Arc Forum | I would like to point out that although it's a Pratt parser, it's been specifica...

Arc Forum

2 points by Pauan 4409 days ago | link | parent

I would like to point out that although it's a Pratt parser, it's been specifically modified to work better with Lisps, meaning it operates on lists of symbols rather than on a single expression. I have not seen another parser like it.

This makes it much more powerful while also being much easier to use. Using the Nulan parser, adding in new syntax is as easy as writing a macro!

For instance, in Nulan, the "->" syntax is used for functions:

  foo 1 2 3 -> a b c
    a + b + c

The above is equivalent to this Arc code:

  (foo 1 2 3 (fn (a b c)
    (+ a b c)))

And here's how you can implement the "->" syntax in Nulan:

  $syntax-rule "->" [
    priority 10
    order "right"
    parse -> l s {@args body}
      ',@l (s args body)
  ]

As you can see, it's very short, though it might seem cryptic if you don't understand Nulan. Translating it into Arc, it might look like this:

  (syntax-rule "->"
    priority 10
    order "right"
    parse (fn (l s r)
            (with (args (cut r 0 -1)
                   body (last r))
              `(,@l (,s ,args ,body)))))

The way that it works is, the parser starts with a flat list of symbols. It then traverses the list looking for symbols that have a "parse" function.

It then calls the "parse" function with three arguments: everything to the left of the symbol, the symbol, and everything to the right of the symbol. It then continues parsing with the list that the function returns.

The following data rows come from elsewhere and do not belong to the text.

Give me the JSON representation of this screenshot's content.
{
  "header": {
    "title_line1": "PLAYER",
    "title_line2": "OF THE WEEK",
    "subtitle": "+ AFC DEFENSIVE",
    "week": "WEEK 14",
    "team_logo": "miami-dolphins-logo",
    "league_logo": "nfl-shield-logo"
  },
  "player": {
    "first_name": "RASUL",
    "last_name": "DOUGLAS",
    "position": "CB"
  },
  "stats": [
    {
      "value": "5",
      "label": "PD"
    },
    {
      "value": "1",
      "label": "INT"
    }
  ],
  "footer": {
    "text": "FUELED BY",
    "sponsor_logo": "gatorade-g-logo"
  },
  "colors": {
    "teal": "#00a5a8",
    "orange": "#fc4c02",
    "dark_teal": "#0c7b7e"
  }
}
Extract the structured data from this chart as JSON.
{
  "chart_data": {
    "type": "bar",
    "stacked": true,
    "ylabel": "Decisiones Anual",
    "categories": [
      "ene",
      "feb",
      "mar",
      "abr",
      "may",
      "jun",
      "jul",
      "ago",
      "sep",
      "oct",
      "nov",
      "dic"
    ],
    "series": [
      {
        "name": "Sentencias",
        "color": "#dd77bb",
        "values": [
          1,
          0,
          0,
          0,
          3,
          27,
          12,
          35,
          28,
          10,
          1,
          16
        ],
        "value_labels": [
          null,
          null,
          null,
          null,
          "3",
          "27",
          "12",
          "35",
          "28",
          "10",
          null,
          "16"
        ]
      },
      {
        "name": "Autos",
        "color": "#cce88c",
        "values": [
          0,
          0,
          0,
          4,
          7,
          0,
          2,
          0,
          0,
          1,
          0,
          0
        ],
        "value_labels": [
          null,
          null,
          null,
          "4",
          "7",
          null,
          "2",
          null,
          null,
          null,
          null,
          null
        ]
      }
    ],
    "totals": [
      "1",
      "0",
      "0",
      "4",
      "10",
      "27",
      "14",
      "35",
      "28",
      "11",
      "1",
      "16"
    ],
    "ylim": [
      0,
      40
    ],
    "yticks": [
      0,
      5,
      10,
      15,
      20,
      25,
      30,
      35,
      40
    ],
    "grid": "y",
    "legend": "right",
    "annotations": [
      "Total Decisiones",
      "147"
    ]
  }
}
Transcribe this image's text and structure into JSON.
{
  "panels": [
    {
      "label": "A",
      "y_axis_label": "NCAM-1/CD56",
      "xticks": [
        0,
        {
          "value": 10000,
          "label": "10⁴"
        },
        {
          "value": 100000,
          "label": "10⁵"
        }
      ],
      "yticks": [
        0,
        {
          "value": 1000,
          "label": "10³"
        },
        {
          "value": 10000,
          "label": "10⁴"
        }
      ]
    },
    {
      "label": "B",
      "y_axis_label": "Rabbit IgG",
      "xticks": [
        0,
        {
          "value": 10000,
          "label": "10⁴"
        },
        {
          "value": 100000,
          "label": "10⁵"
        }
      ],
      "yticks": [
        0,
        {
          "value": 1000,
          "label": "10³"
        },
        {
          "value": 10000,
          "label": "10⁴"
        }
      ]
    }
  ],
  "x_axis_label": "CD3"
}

So basically the parser is all about manipulating a list of symbols, which is uh... pretty much exactly what macros do.

Going back to the first example, the "parse" function for the "->" syntax would be called with these three arguments:

  1  (foo 1 2 3)
  2  ->
  3  (a b c (a + b + c))

It then destructures the 3rd argument so that everything but the last element is in the variable "args", and the last element is in the variable "body":

  args  (a b c)
  body  (a + b + c)

It then generates the list using "quote", which is then returned.

Basically, it transforms this:

  foo 1 2 3 -> a b c (a + b + c)

Into this:

  foo 1 2 3 (-> (a b c) (a + b + c))

As another example, this implements Arc's ":" ssyntax, but at the parser level:

  $syntax-rule ":" [
    priority 100
    order "right"
    delimiter %t
    parse -> l _ r
      ',@l r
  ]

So now this code here:

  foo:bar:qux 1 2 3

Will get transformed into this code here:

  foo (bar (qux 1 2 3))

I've never seen another syntax system that's as easy and as powerful as this.

Oh yeah, and there's also two convenience macros:

  $syntax-unary "foo" 20
  $syntax-infix "bar" 10

The above defines "foo" to be a unary operator with priority 20, and "bar" to be an infix operator with priority 10.

Which basically means that...

  1 2 foo 3 4  =>  1 2 (foo 3) 4
  1 2 bar 3 4  =>  1 (bar 2 3) 4

Here's a more in-depth explanation of the parser:

https://github.com/Pauan/nulan/blob/780a8f46cb4ff90e849c03ea...

Nulan's parser is powerful enough that almost all of Nulan's syntax can be written in Nulan itself. The only thing that can't be is significant whitespace.

Even the string syntax (using "), whitespace ( ), and the various braces ({[]}) can be changed from within Nulan.